On the off chance that this affects anyone, I’ve gone through and published SPF records for all domains where I host DNS. It’s something I should have done a while ago, but I was spurred into doing it today after I noticed what seems to be a lot of backscatter from non-existent users, meaning that someone sent spam pretending to be ttwagner.com.

For those who don’t follow mailserver and DNS news, SPF, short for Sender Policy Framework, allows a DNS server to publish a TXT record (fairly obscure outside of SPF) specifying what servers are allowed to send mail from that domain. Normally anyone on the Internet could send mail claiming to be from n1zyy.com or ttwagner.com, but I now have SPF records stating that only 64.191.108.120 is allowed to send mail for these domains. I’ve gone a step further, and added null records (no one is allowed to send mail) for some domains I have that don’t send any e-mail.

“Good” mailservers will now check for an SPF record when mail is sent, and refuse mail forging any domains hosted here. I’ve set a really short (240-second) TTL, so I can change this in 4 minute’s time if need be.

Virus Notifications

At work, I’ve been getting lots of Hallmark E-Cards. They include a file, postcard.zip, which extracts to postcard.exe. Of course, as soon as an address not owned by a real human got an e-card, I knew something was up, but since I was on Linux, I wasn’t terribly afraid of it infecting me.

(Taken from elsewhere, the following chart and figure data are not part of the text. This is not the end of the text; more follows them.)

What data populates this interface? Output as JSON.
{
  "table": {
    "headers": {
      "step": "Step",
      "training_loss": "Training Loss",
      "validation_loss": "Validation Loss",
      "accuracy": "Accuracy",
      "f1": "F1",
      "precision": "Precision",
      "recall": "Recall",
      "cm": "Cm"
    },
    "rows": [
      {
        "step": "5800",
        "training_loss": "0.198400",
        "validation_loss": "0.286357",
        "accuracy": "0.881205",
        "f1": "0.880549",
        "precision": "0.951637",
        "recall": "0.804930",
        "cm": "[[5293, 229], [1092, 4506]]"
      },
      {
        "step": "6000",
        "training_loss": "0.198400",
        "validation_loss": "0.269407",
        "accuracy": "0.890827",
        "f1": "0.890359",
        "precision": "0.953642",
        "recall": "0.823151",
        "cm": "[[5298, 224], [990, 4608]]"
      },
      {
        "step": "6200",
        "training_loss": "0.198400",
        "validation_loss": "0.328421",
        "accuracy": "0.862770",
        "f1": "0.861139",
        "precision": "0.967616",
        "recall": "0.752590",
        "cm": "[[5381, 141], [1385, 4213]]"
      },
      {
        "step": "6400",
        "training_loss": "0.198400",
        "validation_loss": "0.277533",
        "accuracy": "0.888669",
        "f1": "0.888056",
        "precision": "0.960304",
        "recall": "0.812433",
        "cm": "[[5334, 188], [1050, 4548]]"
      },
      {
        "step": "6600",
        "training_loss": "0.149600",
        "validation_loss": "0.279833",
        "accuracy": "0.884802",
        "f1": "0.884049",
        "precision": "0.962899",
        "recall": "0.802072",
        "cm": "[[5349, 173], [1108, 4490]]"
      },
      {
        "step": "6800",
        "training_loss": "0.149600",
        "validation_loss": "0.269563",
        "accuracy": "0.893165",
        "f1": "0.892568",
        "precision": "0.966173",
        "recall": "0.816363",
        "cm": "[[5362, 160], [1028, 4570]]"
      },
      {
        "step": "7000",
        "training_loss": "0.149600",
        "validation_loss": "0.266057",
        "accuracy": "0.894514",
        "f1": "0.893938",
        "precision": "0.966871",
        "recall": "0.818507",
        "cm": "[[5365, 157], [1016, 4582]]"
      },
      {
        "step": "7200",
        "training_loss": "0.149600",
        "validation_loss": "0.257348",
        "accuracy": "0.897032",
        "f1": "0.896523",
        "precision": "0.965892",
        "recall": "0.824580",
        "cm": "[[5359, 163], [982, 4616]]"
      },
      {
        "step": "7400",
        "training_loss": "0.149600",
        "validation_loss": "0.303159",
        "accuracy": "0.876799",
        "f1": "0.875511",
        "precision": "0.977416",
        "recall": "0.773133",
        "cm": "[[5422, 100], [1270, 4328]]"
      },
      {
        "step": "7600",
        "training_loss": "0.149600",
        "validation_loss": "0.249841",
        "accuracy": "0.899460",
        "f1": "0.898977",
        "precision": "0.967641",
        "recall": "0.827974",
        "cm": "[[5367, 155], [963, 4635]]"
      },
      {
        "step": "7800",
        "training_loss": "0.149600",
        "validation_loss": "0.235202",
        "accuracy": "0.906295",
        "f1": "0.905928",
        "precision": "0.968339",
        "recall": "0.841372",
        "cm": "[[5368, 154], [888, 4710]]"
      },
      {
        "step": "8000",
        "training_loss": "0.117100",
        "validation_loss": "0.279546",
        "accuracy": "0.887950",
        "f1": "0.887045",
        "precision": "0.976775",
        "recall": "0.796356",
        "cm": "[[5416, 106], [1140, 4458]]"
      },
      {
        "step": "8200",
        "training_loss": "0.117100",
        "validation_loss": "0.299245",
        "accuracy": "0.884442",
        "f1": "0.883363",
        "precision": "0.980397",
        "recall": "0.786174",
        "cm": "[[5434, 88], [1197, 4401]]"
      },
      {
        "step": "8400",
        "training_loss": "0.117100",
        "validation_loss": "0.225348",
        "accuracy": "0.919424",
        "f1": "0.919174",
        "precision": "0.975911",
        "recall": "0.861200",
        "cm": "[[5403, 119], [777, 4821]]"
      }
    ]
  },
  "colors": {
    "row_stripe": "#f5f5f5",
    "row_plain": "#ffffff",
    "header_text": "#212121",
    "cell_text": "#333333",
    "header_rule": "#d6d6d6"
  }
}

NoVirusThanks.org describes it in more detail, but the short version is that, after you’re infected, it will e-mail itself around, presumably to people in your address book. (It also gives the virus’s creators control of your machine.)

When the mail is being sent, it identifies itself with the HELO string of hallmark.com. They went pretty far with this one, since few people would think to check the headers. (Though those that do probably wouldn’t be opening a .exe file e-mailed to them anyway.) The IP it uses to connect can’t be forged, though. And this is where my idea is born.

There ought to be a site out there that’s just a giant database of IPs that have sent viruses, what virus they sent, when, and what IPs reported it. It’d be nice for blacklists (it looks like the infected machine sends mail directly, instead of using your normal mailserver), but what I really would love is to see some high-volume sites (I’m looking at you, Google) display a, “12 mailservers have reported your machine is infected with a virus in the past 24 hours” banner, along with a link that shows what virus(es) are reported, and help on reputable anti-virus solutions.

It’s a little creepy and big-brotherish, but it seems odd to me that I know a handful of IPs sending viruses, whereas the people who use those IPs probably have no idea. I have no way of contacting them, though, nor would an e-mail from some random guy saying “You have a virus” be that helpful.